Friday, February 24, 2006

The Actress and the Writer. Part III

It was easy for Nila to see in Joseph an aspect of every male character she was ever asked to pull near or push away. As a result, Joseph had to adapt to every new role and plot curve. Their home was an extension of the stage, another scene in which to explore the depth and range of the people they played.

“Where’s dinner?” Joseph half-joked, unaware that she was no longer playing a cannibal chef, but a lesbian outcast that month. Nila picked up a plate and threw it at his head.

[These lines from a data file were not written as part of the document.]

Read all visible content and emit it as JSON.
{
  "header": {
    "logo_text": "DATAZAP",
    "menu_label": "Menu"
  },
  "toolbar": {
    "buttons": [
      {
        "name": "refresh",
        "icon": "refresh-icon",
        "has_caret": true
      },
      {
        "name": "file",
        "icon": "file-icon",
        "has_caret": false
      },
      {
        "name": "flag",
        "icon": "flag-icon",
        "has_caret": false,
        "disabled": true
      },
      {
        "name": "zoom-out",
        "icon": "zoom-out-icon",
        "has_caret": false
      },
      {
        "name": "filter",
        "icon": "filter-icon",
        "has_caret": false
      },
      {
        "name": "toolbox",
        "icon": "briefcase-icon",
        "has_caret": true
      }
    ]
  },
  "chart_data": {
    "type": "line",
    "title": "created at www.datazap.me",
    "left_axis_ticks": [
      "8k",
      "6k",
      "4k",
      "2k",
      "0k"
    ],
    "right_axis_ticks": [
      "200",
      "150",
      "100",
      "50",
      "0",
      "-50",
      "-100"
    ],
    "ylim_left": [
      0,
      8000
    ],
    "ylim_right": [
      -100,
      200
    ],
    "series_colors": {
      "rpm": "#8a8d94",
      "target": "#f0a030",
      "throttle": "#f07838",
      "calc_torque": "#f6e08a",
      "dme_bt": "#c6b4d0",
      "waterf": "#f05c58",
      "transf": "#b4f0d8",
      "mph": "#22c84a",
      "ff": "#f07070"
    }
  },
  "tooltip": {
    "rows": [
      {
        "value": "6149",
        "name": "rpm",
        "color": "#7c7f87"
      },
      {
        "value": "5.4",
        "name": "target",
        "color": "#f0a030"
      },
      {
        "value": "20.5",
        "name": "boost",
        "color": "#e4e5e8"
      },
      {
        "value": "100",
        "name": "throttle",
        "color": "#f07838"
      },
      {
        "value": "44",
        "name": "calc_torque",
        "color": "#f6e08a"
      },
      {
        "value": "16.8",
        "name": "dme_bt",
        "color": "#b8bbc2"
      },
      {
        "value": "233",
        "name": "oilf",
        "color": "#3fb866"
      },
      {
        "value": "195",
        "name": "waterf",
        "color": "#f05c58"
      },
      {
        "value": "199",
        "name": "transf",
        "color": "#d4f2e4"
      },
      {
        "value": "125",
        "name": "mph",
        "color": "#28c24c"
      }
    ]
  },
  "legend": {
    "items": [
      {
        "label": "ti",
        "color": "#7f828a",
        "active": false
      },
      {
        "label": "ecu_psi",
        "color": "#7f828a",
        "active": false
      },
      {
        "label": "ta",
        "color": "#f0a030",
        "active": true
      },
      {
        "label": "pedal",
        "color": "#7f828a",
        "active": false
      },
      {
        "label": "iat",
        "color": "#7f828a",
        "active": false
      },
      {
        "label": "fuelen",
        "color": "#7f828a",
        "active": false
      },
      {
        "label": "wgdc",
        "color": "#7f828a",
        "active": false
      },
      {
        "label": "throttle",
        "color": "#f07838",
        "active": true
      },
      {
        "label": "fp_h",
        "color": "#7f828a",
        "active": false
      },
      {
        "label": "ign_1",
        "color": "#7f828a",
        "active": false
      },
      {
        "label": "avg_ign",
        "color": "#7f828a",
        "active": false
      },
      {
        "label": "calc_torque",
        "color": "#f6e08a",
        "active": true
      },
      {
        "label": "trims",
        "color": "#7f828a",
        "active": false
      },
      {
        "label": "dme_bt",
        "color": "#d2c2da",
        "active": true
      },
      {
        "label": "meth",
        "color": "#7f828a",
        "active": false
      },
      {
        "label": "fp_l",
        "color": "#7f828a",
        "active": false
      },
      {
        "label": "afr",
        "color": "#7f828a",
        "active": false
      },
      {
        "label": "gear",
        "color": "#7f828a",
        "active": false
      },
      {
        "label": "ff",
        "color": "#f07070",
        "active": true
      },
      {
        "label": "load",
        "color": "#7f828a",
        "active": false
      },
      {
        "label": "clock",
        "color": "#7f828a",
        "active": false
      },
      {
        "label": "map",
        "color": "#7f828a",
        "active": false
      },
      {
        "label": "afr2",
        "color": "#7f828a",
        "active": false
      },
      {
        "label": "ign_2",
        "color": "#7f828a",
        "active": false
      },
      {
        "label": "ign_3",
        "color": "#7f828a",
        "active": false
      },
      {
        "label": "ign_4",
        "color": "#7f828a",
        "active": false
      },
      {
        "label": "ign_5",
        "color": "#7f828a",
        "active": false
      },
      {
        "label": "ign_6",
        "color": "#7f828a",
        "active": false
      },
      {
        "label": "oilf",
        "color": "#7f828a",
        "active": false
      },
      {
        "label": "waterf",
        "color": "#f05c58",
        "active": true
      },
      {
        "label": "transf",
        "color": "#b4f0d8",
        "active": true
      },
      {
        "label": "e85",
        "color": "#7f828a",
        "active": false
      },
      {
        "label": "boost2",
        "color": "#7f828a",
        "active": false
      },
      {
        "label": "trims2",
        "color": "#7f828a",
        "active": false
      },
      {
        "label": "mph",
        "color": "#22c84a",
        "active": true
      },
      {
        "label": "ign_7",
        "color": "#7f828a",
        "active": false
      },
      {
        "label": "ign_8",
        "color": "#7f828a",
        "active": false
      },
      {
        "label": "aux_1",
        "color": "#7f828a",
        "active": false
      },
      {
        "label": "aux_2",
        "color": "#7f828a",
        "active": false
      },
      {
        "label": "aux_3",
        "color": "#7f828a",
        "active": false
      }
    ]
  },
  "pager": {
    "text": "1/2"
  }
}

Joseph could have died. He left the hospital with a concussion and eight stitches. At work he wrote about the role of rage in Olympic women’s discus. He returned home and ducked immediately.
“Very funny. I’m sorry, baby. Sorry, sorry, sorry. I don’t know what happened. You just embodied everything that drives my character to flee society and sail the ocean on her raft of crucifixion wood,” Nila explained.
“You’re not a crucified lesbian, Nila.”
She knew that their relationship was a push and pull dance, and that an errant plate signalled her turn to tug.
“I’m sorry, baby. I’m tormented by patriarchal structures right now. You know how I get caught up in my roles.”

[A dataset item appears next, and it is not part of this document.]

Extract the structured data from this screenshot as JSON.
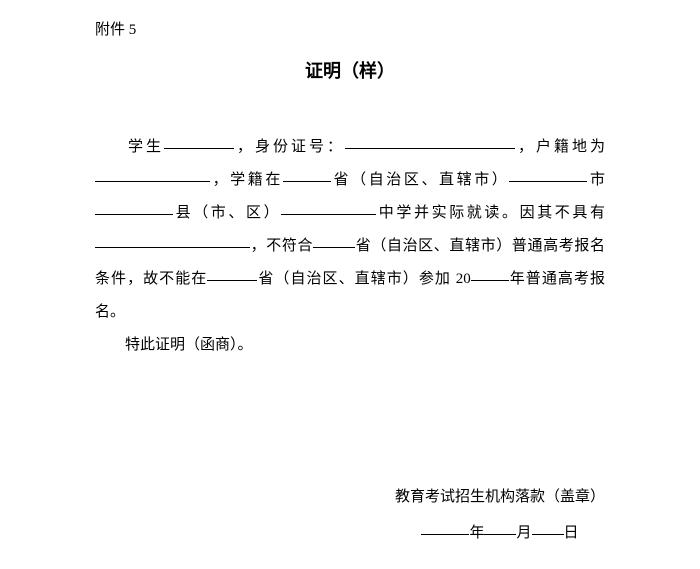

They made dinner together. She prepared a salad; he fried vegetables and heated left-over chicken. They ate abstractedly, small talk penetrated by silence. He cleared the table, carried dirty dishes to the sink.

After dinner she approached him shyly, stretched out her arms and brought his waist tight toward hers.
“Ever fuck a lesbian?”
She tilted her head and smiled apologetically, seductively.
“Look, I can’t promise not to be difficult, but I can promise never to throw a plate at you again,” she said, slipping out of her jeans.
She un-caped him and sat on top of him demurely – ritual of apology. He swung her body below his – ritual of forgiveness. She focused on the pattern of the stitches, shuddered at the physical pain she had inflicted.
“Harder, baby. Go harder.”
She moaned while grasping his forehead, tracing the criss-cross with her hand.

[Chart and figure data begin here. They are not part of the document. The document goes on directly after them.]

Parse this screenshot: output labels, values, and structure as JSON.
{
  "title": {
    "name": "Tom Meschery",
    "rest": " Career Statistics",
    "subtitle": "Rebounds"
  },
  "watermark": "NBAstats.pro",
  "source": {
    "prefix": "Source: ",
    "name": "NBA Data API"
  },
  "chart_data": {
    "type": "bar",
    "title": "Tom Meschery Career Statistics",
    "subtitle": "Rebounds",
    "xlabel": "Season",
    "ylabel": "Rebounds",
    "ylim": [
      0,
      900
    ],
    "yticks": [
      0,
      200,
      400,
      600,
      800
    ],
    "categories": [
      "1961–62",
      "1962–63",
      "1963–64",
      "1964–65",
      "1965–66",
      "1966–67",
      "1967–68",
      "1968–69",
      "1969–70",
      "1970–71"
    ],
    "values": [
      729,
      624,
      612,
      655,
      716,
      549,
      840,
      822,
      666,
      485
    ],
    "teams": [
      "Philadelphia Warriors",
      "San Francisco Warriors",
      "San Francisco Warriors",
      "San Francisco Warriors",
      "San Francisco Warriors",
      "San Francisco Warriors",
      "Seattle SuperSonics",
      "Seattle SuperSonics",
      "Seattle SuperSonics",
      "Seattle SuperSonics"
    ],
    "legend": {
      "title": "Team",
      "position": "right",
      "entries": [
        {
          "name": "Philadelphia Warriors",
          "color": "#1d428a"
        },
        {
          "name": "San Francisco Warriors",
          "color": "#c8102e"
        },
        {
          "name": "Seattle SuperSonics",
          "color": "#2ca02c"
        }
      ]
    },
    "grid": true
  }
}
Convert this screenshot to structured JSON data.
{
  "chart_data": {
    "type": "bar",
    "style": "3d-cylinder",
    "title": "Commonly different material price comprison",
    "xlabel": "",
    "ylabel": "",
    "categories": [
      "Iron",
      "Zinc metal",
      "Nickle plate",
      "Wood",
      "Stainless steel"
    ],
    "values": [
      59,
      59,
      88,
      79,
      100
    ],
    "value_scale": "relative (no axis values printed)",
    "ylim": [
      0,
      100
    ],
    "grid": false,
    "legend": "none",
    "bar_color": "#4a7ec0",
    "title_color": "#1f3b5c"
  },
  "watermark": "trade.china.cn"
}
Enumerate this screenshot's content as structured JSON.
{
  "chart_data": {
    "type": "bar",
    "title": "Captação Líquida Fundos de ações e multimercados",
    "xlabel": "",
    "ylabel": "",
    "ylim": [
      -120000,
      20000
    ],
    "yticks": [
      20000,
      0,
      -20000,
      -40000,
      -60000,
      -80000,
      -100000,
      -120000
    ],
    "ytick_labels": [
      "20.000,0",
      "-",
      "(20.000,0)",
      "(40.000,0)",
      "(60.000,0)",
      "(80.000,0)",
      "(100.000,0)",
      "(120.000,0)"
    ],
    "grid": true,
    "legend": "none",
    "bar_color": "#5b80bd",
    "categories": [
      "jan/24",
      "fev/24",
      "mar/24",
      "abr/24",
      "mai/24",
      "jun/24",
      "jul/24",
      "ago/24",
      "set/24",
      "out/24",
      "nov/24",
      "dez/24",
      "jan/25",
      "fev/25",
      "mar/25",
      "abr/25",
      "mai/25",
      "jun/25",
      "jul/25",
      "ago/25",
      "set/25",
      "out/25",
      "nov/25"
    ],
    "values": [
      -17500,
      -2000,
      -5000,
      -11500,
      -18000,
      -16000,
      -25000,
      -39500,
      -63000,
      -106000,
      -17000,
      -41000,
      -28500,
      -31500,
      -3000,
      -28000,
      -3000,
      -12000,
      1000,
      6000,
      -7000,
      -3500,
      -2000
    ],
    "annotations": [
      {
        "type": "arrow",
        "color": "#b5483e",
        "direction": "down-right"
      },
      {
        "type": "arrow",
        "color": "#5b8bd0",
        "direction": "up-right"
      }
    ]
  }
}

Again, Nila returned home an outcast lesbian. And again, Joseph resorted to his writing, a new piece entitled Forgiveness after War: Shaking Hands in Sport. That night, unable to sleep, he sat at his laptop and typed “Now Is Past” in different combinations across three filled pages. He sat shirtless, black cape fluttering in the winter breeze. Nila pretended not to wake; she observed the dance of his fingers, the guillotine motion of left thumb toward spacebar.